Message Too Old, No Replies

How do I make google flush its cache?

the_nerd

9:56 am on Aug 26, 2003 (gmt 0)

Unfortunately I did websites before I started reading here - so a lot of things have to be cleaned up.

One thing is: I used different spellings for the same site (index.htm or index.HTM). They are both identical, but google seems to treat them as different pages. Now, I made all links lower case. And I put the wrong spellings in my robots.txt file. Google doesn't spider the excluded pages any more, so the robots-Syntax seems to be ok. But the double pages still linger in the cache and probably are regarded as multiple content (all pages do have page rank, though)

Any idea how I can get the old pages deleted without putting the real pages at risk?

ciml

10:13 am on Aug 26, 2003 (gmt 0)

> But the double pages still linger in the cache and probably are regarded as multiple content

If they were seen as duplicate then they would just be merged; one of the two URLs would inherit the backlinks and PageRank of the other.

Now that you've unlinked the URLs, they should eventually disappear but over this year unlinked URLs haven't gone with the smae regularity as we were used to previously.
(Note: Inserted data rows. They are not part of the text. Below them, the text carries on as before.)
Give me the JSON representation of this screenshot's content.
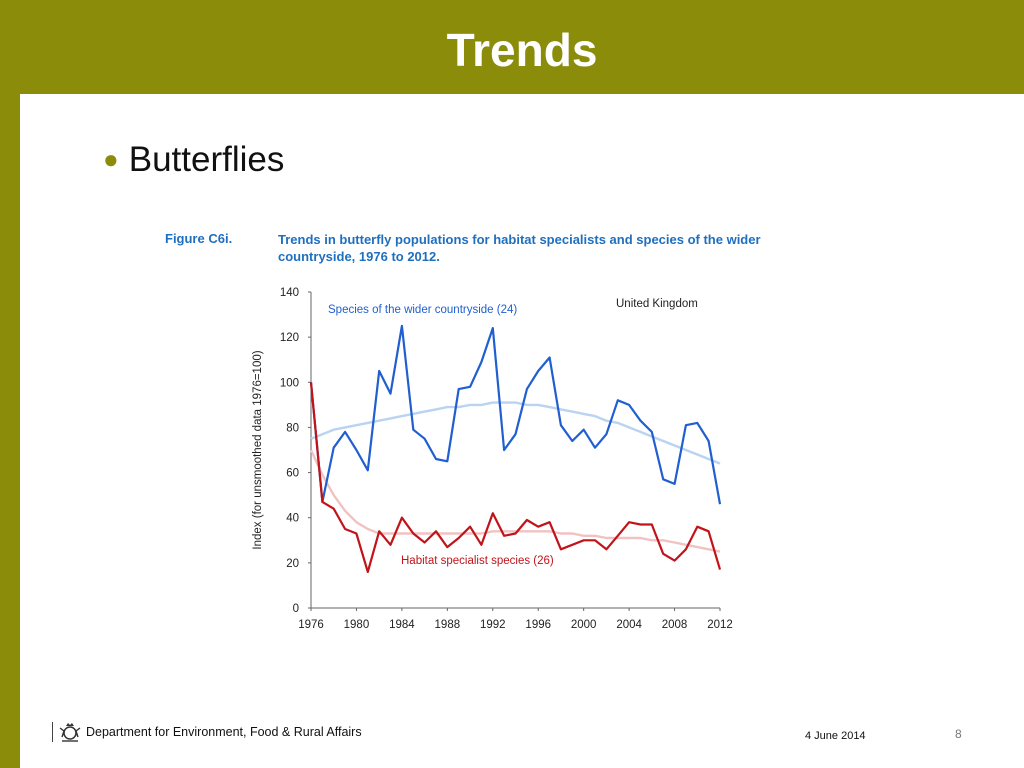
{
  "slide": {
    "title": "Trends",
    "bullet": "Butterflies",
    "figure_label": "Figure C6i.",
    "figure_title": "Trends in butterfly populations for habitat specialists and species of the wider countryside, 1976 to 2012."
  },
  "footer": {
    "department": "Department for Environment, Food & Rural Affairs",
    "date": "4 June 2014",
    "page": "8"
  },
  "colors": {
    "brand_olive": "#8a8c0a",
    "wider_countryside": "#1f5fd0",
    "wider_countryside_smoothed": "#b9d3f0",
    "habitat_specialist": "#c0141a",
    "habitat_specialist_smoothed": "#f2c2c2",
    "figure_text": "#1f6fbf"
  },
  "icons": {
    "crest": "royal-coat-of-arms-icon"
  },
  "chart_data": {
    "type": "line",
    "ylabel": "Index (for unsmoothed data 1976=100)",
    "xlim": [
      1976,
      2012
    ],
    "ylim": [
      0,
      140
    ],
    "x_ticks": [
      "1976",
      "1980",
      "1984",
      "1988",
      "1992",
      "1996",
      "2000",
      "2004",
      "2008",
      "2012"
    ],
    "y_ticks": [
      "0",
      "20",
      "40",
      "60",
      "80",
      "100",
      "120",
      "140"
    ],
    "annotation": "United Kingdom",
    "grid": false,
    "x": [
      1976,
      1977,
      1978,
      1979,
      1980,
      1981,
      1982,
      1983,
      1984,
      1985,
      1986,
      1987,
      1988,
      1989,
      1990,
      1991,
      1992,
      1993,
      1994,
      1995,
      1996,
      1997,
      1998,
      1999,
      2000,
      2001,
      2002,
      2003,
      2004,
      2005,
      2006,
      2007,
      2008,
      2009,
      2010,
      2011,
      2012
    ],
    "series": [
      {
        "name": "Species of the wider countryside (24)",
        "values": [
          100,
          47,
          71,
          78,
          70,
          61,
          105,
          95,
          125,
          79,
          75,
          66,
          65,
          97,
          98,
          109,
          124,
          70,
          77,
          97,
          105,
          111,
          81,
          74,
          79,
          71,
          77,
          92,
          90,
          83,
          78,
          57,
          55,
          81,
          82,
          74,
          46
        ]
      },
      {
        "values": [
          75,
          77,
          79,
          80,
          81,
          82,
          83,
          84,
          85,
          86,
          87,
          88,
          89,
          89,
          90,
          90,
          91,
          91,
          91,
          90,
          90,
          89,
          88,
          87,
          86,
          85,
          83,
          82,
          80,
          78,
          76,
          74,
          72,
          70,
          68,
          66,
          64
        ]
      },
      {
        "name": "Habitat specialist species (26)",
        "values": [
          100,
          47,
          44,
          35,
          33,
          16,
          34,
          28,
          40,
          33,
          29,
          34,
          27,
          31,
          36,
          28,
          42,
          32,
          33,
          39,
          36,
          38,
          26,
          28,
          30,
          30,
          26,
          32,
          38,
          37,
          37,
          24,
          21,
          26,
          36,
          34,
          17
        ]
      },
      {
        "values": [
          70,
          59,
          50,
          43,
          38,
          35,
          33,
          33,
          33,
          33,
          33,
          33,
          33,
          33,
          33,
          33,
          34,
          34,
          34,
          34,
          34,
          34,
          33,
          33,
          32,
          32,
          31,
          31,
          31,
          31,
          30,
          30,
          29,
          28,
          27,
          26,
          25
        ]
      }
    ]
  }
}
To have one removed, I would suggest removing the /robots.txt exclusion and using a robots meta tag to exclude them (eg. you could use XSSI or similar). Then, when the robot visits it should remove them.

the_nerd

12:00 pm on Aug 26, 2003 (gmt 0)

thanks ciml,

in that case I'll just wait - I thought it was my fault they'd keep the old pages.

What's XSSI (extended server side includes?)

But if I used the meta tag - I would have to know which spelling the bot used to access the page (e.g. "index.cfm" oder "InDex.cfm"). (which isn't hard to code, but I'm not sure sure how reliable the info is.)

btw. does gbot spider pages that don't have any more links to them anyway?

ciml

1:47 pm on Aug 26, 2003 (gmt 0)

Sorry, XSSI are extended server side includes in Apache, I don't know the Cold Fusion functions. Apache would reliably make the environment variables available to XSSI or a CGI script, so I don't see why you couldn't do similar on other platforms.

> does gbot spider pages that don't have any more links to them anyway?

Normally I think not, but it can happen. For example, some pages with no links since early this year are having their links crawled.

dougmcc1

3:04 pm on Aug 26, 2003 (gmt 0)

I would suggest removing the /robots.txt exclusion and using a robots meta tag to exclude them

Would it hurt to do both? What would be bad about excluding a page from a robots.txt file AND using a meta tag to exclude it?

ciml

6:49 pm on Aug 26, 2003 (gmt 0)

/robots.txt exclusion does not ask an engine to remove a URL from its index, only not to fetch the page. Google interpret META tag robots exclusion as a request to keep a URL from their index.

If the URL is /robots.txt excluded, then Google won't request the URL and it won't be able to find the META tag robots exclusion.

dougmcc1

11:31 pm on Aug 26, 2003 (gmt 0)

/robots.txt exclusion does not ask an engine to remove a URL from its index

But the SE would end up dropping that page from it's index anyways wouldn't it? For all they know, the page doesn't even exist anymore. But that page could also be part of a members only area now, it could contain sensitive information that the site doesn't want crawled (and was an accident that it was able to get crawled in the first place), or it could be a spammy page which the site is afraid of getting penalized for due to a new filter.

The point is, with all the reasons not to keep a disallowed page in their index, I can't think of one reason why a search engine would want to. And if they did, how would they know when that page doesn't exist anymore? With that, a page could stay indexed indefinately because the SE would never know when it didn't exist anymore.

I'm not arguing against you, just oferring my reasoning. I don't have any hard facts or prior experience to base my thoughts off of, but maybe you do. And maybe I misunderstood you in the first place ;)

ciml

12:35 pm on Aug 28, 2003 (gmt 0)

> But the SE would end up dropping that page from it's index anyways wouldn't it?

Unless things have changed recently, Google will list a /robots.txt excluded URL without fetching it (so no title or snippet). This can allow members-only URLs to be listed if people link to them.

Sensitive information that the site doesn't want crawled cannot be protected by /robots.txt, which is merely a mechanism to request polite robots not to fetch those URLs.

dougmcc1

1:49 pm on Aug 28, 2003 (gmt 0)

Google will list a /robots.txt excluded URL without fetching it (so no title or snippet).

I never knew that, that's good to know. Thanks ciml.